An industry panel discussion featured Melissa Cerny, area president of Arthur J. Gallahgher & Co., Ron Filice, president and CEO of Filice Insurance Agency, Eric Leavitt, CEO of Leavit Group Enterprises Inc., and Rod Socklov, executive vice president of ADB Insurance and Financial Services Inc.
The panelists shared how they improved efficiency and revenue, and the challenges they’ve faced.
Leavitt said that 10 years ago Leavitt’s managers decided that they needed to “wring out” some of the costs that were piling up.
One of the biggest changes was to create a centralized service center for small personal and commercial accounts and automate the process. The center now offers service six days a week, 15 hours per day and has 70 people on staff, he said.
“After 10 years now, it’s tremendously successful for us,” Leavitt said.
Socklov talked about bringing added value to clients.
“The services that we’re now providing, that’s the differentiator,” Socklov said. “It’s not just about the rate anymore.”
Cerny, on the other hand, said she has come to loathe the idea of creating “value added” services.
“It just becomes a commodity,” she said.
Cerny explained that brokers don’t know how to tell the story to clients about the value they are getting above and beyond normal services, and therefore the value added proposition loses its value in helping to achieve client addition and retention.
“I just think we do it wrong a lot of time in our business,” Cerny added.
Leavitt, who said he feels that human capital management is one of the most crucial aspects of running his business, said it’s tough for the insurance industry to attract new people because it doesn’t have a reputation as being glamorous work.
One of Leavitt’s methods of bringing quality people into all-important sales positions is to look for people with sales experience and help them understand the insurance business rather than the other way around.
“It requires this kind of evergreen scheme of new people constantly coming in,” Leavitt said.
Cerny said her human capital management strategy has been to bring in people straight out of college at about $15 an hour and then help them build a career.
Many start out in an assistant position and are then moved to marketing, and then into an account manager role, and so on up the ladder.
“We fire a lot of people in the first six months,” Cerny said. “Last six months, we almost never lose anyone.”

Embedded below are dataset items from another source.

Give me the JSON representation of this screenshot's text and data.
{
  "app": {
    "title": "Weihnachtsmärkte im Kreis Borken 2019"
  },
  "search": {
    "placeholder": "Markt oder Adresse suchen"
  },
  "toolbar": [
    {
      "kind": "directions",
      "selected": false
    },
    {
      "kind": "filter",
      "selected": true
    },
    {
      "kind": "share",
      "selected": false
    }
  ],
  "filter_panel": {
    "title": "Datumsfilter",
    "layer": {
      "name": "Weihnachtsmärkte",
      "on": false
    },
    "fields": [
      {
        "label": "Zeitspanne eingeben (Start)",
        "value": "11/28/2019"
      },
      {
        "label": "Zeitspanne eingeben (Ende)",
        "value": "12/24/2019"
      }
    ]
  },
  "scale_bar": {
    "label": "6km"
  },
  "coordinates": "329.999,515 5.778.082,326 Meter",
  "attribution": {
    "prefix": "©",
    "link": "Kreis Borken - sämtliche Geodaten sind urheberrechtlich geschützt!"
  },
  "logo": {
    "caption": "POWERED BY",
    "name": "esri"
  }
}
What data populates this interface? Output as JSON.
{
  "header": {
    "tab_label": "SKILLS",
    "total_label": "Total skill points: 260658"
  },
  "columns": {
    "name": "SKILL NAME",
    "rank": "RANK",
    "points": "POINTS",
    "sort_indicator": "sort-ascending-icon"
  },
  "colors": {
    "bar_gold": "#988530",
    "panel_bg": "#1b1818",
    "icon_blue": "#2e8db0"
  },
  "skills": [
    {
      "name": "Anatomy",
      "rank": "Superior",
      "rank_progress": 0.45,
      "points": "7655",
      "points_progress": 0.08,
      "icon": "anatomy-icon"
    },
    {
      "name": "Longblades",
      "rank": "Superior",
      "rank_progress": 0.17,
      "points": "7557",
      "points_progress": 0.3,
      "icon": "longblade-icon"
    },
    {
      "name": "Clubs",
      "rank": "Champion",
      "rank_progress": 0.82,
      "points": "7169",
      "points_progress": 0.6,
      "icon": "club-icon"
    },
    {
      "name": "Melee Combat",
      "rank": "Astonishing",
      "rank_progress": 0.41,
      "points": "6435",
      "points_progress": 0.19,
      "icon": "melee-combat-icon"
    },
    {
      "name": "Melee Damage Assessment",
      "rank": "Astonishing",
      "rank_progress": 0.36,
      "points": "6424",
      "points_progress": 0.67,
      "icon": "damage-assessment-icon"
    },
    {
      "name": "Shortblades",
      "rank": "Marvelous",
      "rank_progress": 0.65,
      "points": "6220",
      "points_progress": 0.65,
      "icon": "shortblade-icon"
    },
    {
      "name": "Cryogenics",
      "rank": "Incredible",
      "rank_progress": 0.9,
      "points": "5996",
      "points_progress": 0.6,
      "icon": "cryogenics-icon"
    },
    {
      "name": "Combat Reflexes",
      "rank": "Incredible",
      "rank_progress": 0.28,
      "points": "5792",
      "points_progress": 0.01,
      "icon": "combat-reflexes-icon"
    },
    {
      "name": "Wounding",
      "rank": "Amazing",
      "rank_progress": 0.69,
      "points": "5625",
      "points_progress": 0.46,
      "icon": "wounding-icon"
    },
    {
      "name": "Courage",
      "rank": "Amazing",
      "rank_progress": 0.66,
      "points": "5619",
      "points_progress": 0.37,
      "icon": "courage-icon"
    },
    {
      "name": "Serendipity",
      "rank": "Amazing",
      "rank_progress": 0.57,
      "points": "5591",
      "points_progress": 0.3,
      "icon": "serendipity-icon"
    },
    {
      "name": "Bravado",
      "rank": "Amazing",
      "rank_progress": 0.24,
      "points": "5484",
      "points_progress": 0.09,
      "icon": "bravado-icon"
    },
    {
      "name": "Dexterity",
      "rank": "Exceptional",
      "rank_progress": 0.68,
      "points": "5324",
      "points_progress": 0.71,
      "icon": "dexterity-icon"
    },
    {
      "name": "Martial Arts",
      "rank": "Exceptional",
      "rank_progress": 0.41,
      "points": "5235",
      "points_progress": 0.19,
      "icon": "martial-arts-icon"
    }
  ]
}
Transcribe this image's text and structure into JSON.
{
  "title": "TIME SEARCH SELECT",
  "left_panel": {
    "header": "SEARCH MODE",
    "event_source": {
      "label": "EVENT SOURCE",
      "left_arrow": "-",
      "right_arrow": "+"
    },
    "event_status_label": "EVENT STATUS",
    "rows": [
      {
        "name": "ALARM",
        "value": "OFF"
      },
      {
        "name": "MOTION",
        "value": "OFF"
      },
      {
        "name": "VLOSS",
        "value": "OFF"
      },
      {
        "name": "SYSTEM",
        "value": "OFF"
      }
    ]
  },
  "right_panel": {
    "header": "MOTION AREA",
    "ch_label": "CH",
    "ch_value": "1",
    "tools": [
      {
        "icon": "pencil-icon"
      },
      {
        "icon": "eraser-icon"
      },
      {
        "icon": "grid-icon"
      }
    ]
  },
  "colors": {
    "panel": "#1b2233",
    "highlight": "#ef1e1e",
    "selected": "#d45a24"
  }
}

Filice added that, in retrospect, he should have fired more people.
“I kept a lot of people for many years that I shouldn’t have,” he said, adding that he finds that it’s tough to recruit new people that meet his “PHD” criteria.
He wasn’t referring to the advanced college degrees – PhDs – but those who are “Poor, hungry, driven.”
“I can’t find many PHDs,” he added. “In the health insurance business, it’s really, really difficult.”
Talent recruitment remains among the top concerns insurance brokers face, according to a poll of executives taken during the conference.
“Talent recruitment” was offered by 57 percent of executives as an answer to “What is the top challenge the industry faces in the next three to five years?”
Nearly one-in-four executives responded that technology is the biggest challenge they expected, while 15 percent cited lack of new business production as the primary challenge.